Pero hay también otro aspecto. Estas intervenciones
quirúrgicas, con mucho menos sofisticación y una frecuencia harto menor, se han
realizado en el país desde hace más de cincuenta años. Sólo que los cirujanos
terminaban imputados por lesiones gravísimas y en algunos casos presos, al
tenor del código penal por aquel entonces vigente. Se trata, nada menos, que de
la mutilación de los órganos sexuales masculinos, procedimiento absolutamente
irreversible, y del que más de una vez han terminado arrepintiéndose los
operados. Una de las víctimas de esta rebelión contra la naturaleza fue Walt
Heyer, quien luego de haber vivido ocho años como “mujer trans”, sintió que la
decisión de operarse había sido un trágico error. Sin posibilidades de
recuperar su genitalidad biológica, sólo le quedó declarar que “esta ola actual
de confusión de género es ni más ni menos que un asalto contra los niños y los
jóvenes de hoy”.
Los que han construido el estrafalario andamiaje
jurídico “de género”, y los que lo sostienen con su prédica, son los que
diariamente reclaman y promueven “tolerancia”. No es difícil advertir el
talante totalitario de esta ideología. La Constitución Nacional, en su artículo
19, últimamente tan vapuleado, ampara las acciones privadas de los hombres.
Esto implica que nadie puede ser castigado por simular pertenecer a un sexo que
no es el de su naturaleza.
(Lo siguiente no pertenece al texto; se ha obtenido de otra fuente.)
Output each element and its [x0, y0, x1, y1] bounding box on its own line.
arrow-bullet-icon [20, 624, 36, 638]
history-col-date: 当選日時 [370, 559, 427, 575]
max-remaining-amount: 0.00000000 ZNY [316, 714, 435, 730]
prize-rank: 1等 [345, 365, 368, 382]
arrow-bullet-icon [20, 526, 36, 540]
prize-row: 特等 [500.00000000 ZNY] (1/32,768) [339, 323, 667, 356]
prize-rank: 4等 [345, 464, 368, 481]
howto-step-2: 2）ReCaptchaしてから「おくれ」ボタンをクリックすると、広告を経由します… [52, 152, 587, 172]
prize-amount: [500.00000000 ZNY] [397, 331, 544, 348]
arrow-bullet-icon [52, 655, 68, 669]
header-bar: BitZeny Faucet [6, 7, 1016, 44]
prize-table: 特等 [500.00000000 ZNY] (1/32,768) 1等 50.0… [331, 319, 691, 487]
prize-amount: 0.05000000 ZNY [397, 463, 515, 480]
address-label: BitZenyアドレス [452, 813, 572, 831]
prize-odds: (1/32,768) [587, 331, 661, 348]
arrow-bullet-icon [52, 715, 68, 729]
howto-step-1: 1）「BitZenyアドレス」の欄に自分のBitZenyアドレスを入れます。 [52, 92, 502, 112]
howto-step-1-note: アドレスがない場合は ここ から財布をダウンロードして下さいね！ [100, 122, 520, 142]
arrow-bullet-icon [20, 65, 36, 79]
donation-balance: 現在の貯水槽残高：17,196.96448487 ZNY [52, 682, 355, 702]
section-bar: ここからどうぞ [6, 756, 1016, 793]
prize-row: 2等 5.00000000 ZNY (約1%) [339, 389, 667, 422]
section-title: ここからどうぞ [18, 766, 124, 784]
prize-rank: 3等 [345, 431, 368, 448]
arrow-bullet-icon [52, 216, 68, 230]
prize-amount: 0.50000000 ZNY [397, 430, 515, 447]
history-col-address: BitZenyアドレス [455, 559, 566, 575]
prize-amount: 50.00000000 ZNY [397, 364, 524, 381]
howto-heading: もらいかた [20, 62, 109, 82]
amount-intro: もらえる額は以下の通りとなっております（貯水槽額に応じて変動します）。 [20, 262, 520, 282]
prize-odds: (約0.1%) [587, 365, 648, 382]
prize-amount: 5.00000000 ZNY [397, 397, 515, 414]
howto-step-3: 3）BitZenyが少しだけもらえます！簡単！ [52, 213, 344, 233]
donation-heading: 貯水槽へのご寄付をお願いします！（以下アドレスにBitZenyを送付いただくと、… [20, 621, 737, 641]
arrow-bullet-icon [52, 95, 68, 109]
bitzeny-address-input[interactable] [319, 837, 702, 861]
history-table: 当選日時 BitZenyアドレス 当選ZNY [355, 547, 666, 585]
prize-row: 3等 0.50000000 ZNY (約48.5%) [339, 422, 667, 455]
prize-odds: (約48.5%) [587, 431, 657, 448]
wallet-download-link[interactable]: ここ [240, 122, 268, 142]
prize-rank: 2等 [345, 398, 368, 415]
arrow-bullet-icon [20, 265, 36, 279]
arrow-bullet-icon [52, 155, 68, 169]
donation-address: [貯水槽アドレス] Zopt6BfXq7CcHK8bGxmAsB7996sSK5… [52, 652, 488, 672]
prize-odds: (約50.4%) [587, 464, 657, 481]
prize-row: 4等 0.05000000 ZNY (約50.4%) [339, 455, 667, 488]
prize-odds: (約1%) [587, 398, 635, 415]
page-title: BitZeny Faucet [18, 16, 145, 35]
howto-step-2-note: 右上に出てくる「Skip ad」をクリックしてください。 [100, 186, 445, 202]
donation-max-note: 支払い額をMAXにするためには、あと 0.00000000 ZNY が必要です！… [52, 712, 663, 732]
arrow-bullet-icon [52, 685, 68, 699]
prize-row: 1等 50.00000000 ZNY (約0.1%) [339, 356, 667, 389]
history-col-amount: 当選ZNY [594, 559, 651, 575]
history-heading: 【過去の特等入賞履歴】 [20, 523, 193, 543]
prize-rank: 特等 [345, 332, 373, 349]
Pero no significa, no puede significar, que los
demás estén obligados a reconocer como verdadera esa simulación. Tampoco puede
traducirse ese deseo en la obligación del Estado –es decir de los
contribuyentes- de financiar el perfeccionamiento de esa simulación.
Lo que hacen en verdad los “nuevos paradigmas” éticos
y legales es estatizar las fantasías individuales, y obligar al resto de los
individuos no sólo a reconocerlas, sino también a pagarlas.